Sudanese extended families include uncles and cousins going back several generations. They determine a great deal about one’s life, work and marriage opportunities. Traditionally the focus for Sudanese people has been the local village or nomadic community. These relatively small communities are made up of extended families based on lineage of male relatives and ancestors. The members of a lineage act in the group’s interest, safeguarding territory or forming important ties with other families by marriage. Usually a family leader is a respected elder.

For people in the north who are herders, family status still depends on the size of the herd. In settled villages, certain families hold the rights to own land. In the past, colonial governments sometimes gave powerful positions to certain families.
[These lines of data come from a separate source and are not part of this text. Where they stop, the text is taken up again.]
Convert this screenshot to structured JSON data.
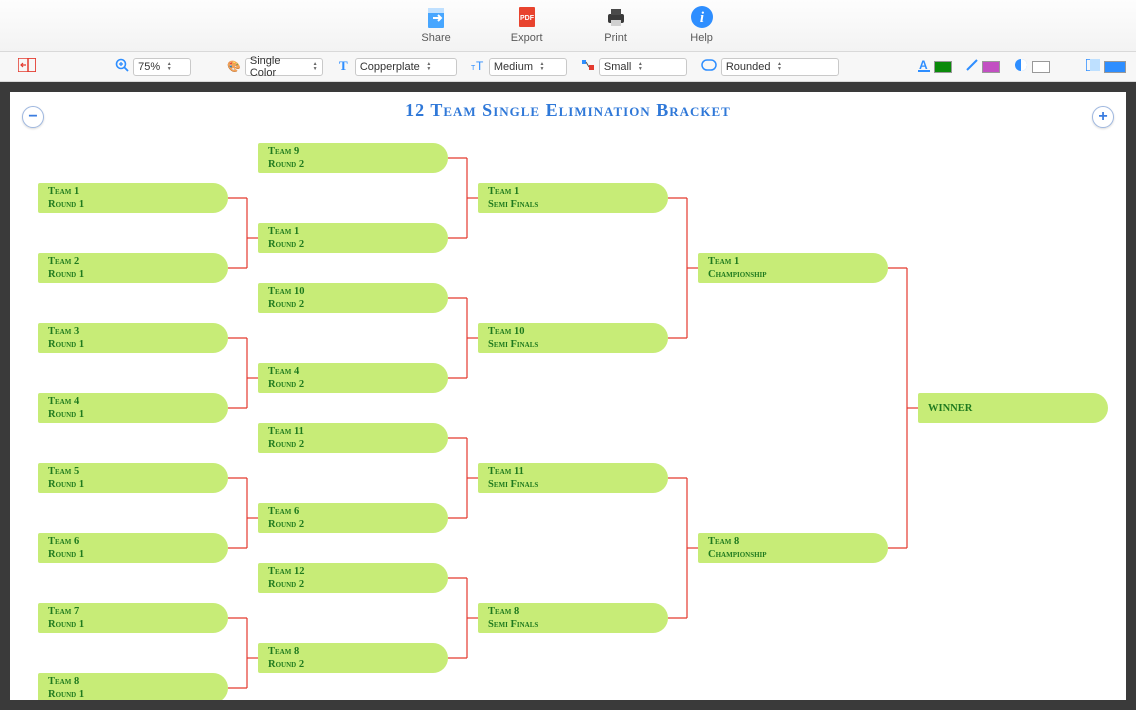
{
  "toolbar": {
    "share": "Share",
    "export": "Export",
    "print": "Print",
    "help": "Help"
  },
  "options": {
    "zoom": "75%",
    "color_mode": "Single Color",
    "font": "Copperplate",
    "text_size": "Medium",
    "line_size": "Small",
    "shape": "Rounded"
  },
  "page": {
    "title": "12 Team Single Elimination Bracket",
    "winner_label": "WINNER"
  },
  "palette": {
    "node_bg": "#c7ec77",
    "node_text": "#1f7a1f",
    "connector": "#e43a2e",
    "title": "#2f78d8",
    "accent_green": "#0a8a0a",
    "accent_magenta": "#c24fc2",
    "accent_blue": "#2e8eff",
    "accent_cyan": "#1ea2ff"
  },
  "bracket": {
    "round1": [
      {
        "team": "Team 1",
        "round": "Round 1"
      },
      {
        "team": "Team 2",
        "round": "Round 1"
      },
      {
        "team": "Team 3",
        "round": "Round 1"
      },
      {
        "team": "Team 4",
        "round": "Round 1"
      },
      {
        "team": "Team 5",
        "round": "Round 1"
      },
      {
        "team": "Team 6",
        "round": "Round 1"
      },
      {
        "team": "Team 7",
        "round": "Round 1"
      },
      {
        "team": "Team 8",
        "round": "Round 1"
      }
    ],
    "round2": [
      {
        "team": "Team 9",
        "round": "Round 2"
      },
      {
        "team": "Team 1",
        "round": "Round 2"
      },
      {
        "team": "Team 10",
        "round": "Round 2"
      },
      {
        "team": "Team 4",
        "round": "Round 2"
      },
      {
        "team": "Team 11",
        "round": "Round 2"
      },
      {
        "team": "Team 6",
        "round": "Round 2"
      },
      {
        "team": "Team 12",
        "round": "Round 2"
      },
      {
        "team": "Team 8",
        "round": "Round 2"
      }
    ],
    "semis": [
      {
        "team": "Team 1",
        "round": "Semi Finals"
      },
      {
        "team": "Team 10",
        "round": "Semi Finals"
      },
      {
        "team": "Team 11",
        "round": "Semi Finals"
      },
      {
        "team": "Team 8",
        "round": "Semi Finals"
      }
    ],
    "champ": [
      {
        "team": "Team 1",
        "round": "Championship"
      },
      {
        "team": "Team 8",
        "round": "Championship"
      }
    ]
  }
}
These family groups have gradually become part of the modern political system, but traditional ideas about power and status endure.

Most Sudanese families hold strong traditional values in a rapidly changing world. Whether in rural or urban society, the woman’s world has been domestic and the man’s world, public. From everyday meals to formal socializing, such as a wedding feast, men and women are segregated. Men and women lead far less separate lives in the south. It is difficult to say how years of war, famine and migration have changed families in Sudan. Some rural Sudanese have recently moved to cities, where family and ethnic groups mix at school and work. Upper-class families living in big cities like Khartoum and Omdurman tend to be closely connected to the government, business and the professions.